西切尔一时间呆呆地看着菲诺茨,脑中乱成一团,cpu都快烧了。
像是知道他心里在想什么,菲诺茨开口:“你是不是还以为我恨你?”
“……”西切尔无言片刻,低低嗯了一声,尾音却突然变了调,蓦然弓起腰。
菲诺茨在他胸前咬了一下,像是报复似的,用上了些力气。
些许的疼痛混合着更多的酥麻,刺激得西切尔一下绷紧了腰身,低喘一声,又强迫自己放松下来,挺起胸膛,让雄虫能够更好地品尝。
泄愤般咬了几下,菲诺茨吐出嘴里的东西。
红发雌虫半边胸口已经濡湿了一片,紧紧贴在健壮宽厚的胸肌上,突显出一点肿胀的轮廓。
菲诺茨的目光经过那不自觉扬起的脖颈,仿佛流连,又抬起目光,落在雌虫低低喘着气的脸上。
他慢慢道:“我从来,都没有恨过你。从来都没有。”
“在荒星,我的意识之所以恢复,只是因为听到了你的声音,精神域重建,也只是因为,我想见你,想要挽回你。”

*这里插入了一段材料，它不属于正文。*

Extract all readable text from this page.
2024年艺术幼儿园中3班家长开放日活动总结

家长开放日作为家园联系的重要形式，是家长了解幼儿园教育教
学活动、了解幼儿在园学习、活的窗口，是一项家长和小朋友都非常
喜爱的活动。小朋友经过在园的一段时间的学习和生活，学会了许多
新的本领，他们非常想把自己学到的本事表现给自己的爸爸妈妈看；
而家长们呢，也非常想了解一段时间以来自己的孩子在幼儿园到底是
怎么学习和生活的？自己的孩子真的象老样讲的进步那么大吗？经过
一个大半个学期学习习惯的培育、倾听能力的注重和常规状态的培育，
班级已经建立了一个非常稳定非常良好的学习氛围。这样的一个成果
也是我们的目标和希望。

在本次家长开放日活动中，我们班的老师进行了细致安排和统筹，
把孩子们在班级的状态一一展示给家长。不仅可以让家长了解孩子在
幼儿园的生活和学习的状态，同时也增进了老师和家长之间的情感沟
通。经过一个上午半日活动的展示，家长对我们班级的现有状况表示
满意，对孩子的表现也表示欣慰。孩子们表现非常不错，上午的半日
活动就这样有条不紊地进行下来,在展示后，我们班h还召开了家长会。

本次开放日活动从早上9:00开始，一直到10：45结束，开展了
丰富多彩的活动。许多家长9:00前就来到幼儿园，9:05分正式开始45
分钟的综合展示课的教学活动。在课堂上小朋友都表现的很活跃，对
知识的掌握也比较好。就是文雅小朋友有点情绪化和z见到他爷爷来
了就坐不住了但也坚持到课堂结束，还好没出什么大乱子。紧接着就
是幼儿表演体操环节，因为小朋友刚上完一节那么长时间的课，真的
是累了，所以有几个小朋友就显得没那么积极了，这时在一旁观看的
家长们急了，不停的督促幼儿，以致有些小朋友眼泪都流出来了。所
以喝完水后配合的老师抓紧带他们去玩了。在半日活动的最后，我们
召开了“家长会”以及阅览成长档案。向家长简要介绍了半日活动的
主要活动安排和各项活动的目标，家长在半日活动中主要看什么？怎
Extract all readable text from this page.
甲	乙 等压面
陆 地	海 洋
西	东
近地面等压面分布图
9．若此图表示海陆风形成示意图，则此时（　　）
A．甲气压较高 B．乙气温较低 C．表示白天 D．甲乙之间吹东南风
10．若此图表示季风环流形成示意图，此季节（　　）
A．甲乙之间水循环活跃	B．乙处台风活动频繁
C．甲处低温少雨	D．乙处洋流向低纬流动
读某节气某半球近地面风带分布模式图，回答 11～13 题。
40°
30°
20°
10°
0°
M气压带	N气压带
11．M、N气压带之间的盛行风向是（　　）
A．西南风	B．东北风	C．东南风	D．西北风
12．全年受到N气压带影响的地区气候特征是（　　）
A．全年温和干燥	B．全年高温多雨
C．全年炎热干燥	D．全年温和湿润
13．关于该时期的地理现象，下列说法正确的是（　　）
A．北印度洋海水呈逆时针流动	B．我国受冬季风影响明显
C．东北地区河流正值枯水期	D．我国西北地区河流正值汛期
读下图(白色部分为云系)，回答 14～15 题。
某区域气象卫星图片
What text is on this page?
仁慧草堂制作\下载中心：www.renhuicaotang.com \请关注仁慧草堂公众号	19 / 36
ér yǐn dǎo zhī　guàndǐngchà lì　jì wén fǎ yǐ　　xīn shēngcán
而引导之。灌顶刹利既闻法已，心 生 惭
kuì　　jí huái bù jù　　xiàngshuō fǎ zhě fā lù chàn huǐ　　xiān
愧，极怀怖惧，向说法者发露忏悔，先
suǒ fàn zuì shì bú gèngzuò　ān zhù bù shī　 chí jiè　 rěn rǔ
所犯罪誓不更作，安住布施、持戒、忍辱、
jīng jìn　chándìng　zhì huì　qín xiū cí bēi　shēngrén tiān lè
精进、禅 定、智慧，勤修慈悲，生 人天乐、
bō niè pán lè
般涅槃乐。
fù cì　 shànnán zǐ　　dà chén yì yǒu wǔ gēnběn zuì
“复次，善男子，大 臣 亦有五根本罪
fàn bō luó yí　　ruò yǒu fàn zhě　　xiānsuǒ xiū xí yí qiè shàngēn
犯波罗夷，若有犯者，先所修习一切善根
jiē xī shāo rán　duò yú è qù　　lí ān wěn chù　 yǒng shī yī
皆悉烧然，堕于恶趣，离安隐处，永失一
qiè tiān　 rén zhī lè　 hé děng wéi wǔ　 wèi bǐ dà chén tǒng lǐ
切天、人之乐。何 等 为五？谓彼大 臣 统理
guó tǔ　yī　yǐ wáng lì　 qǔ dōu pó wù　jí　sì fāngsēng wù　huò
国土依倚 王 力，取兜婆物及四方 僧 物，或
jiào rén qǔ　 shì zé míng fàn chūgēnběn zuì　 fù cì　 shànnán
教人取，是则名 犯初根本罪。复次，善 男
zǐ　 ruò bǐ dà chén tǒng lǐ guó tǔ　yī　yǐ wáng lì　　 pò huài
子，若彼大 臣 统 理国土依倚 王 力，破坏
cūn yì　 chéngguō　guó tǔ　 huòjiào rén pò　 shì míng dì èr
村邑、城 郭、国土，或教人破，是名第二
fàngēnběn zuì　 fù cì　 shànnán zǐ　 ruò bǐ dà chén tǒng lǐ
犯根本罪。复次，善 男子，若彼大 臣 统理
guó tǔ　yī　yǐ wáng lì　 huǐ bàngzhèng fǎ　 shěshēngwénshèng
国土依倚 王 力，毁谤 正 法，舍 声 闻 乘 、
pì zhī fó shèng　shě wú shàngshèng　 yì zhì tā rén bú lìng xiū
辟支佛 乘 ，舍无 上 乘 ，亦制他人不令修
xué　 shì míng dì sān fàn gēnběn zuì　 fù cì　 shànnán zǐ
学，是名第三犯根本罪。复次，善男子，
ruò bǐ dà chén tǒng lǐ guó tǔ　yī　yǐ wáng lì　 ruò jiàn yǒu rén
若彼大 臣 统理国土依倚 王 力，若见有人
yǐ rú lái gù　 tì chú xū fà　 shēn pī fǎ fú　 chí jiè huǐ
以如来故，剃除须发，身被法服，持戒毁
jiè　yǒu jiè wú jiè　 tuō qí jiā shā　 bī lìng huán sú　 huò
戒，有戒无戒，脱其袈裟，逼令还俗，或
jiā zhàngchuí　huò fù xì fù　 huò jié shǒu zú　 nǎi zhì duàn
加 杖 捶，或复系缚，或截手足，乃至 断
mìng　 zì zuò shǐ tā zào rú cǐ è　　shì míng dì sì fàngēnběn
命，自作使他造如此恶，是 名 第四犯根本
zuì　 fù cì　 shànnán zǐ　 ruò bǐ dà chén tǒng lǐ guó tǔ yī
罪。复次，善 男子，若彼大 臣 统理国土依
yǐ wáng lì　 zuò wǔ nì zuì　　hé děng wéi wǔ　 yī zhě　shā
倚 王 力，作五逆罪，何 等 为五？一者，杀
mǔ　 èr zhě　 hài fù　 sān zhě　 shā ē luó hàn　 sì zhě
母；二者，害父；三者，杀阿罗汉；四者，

“你说你想爬到高处,不想再只当一个平民,所以我才想要恢复,才想要和卡洛斯争这个位子。”
菲诺茨缓缓剖白,第一次如此清晰地面对自己的内心,也第一次,将这些说给西切尔听。
红发雌虫像是呆住了,怔愣地望着他,讷讷发不出声。
“支撑我的,从来都不是我对你的恨。”菲诺茨轻轻抚摸他的脸颊,定定望着他。
西切尔张了张嘴:“我……”
“可是你,却不在乎我。”菲诺茨打断道。
如果在乎,又怎么会那么不顾惜自己的生命?
菲诺茨已经知道了,西切尔在废弃星时,一心想着离开,但其实他可以再待一段时间养伤,以他的能力,想要找一个地方躲藏起来,不被卡瓦国士兵发现,并不是什么难事。
可他太固执了,固执地想要离开那里,以至于铤而走险。
铤而走险。和上辈子一样。
西切尔心头一慌,急切地想要解释:“不是的,我在乎,我只是……只是以为……您恨我。”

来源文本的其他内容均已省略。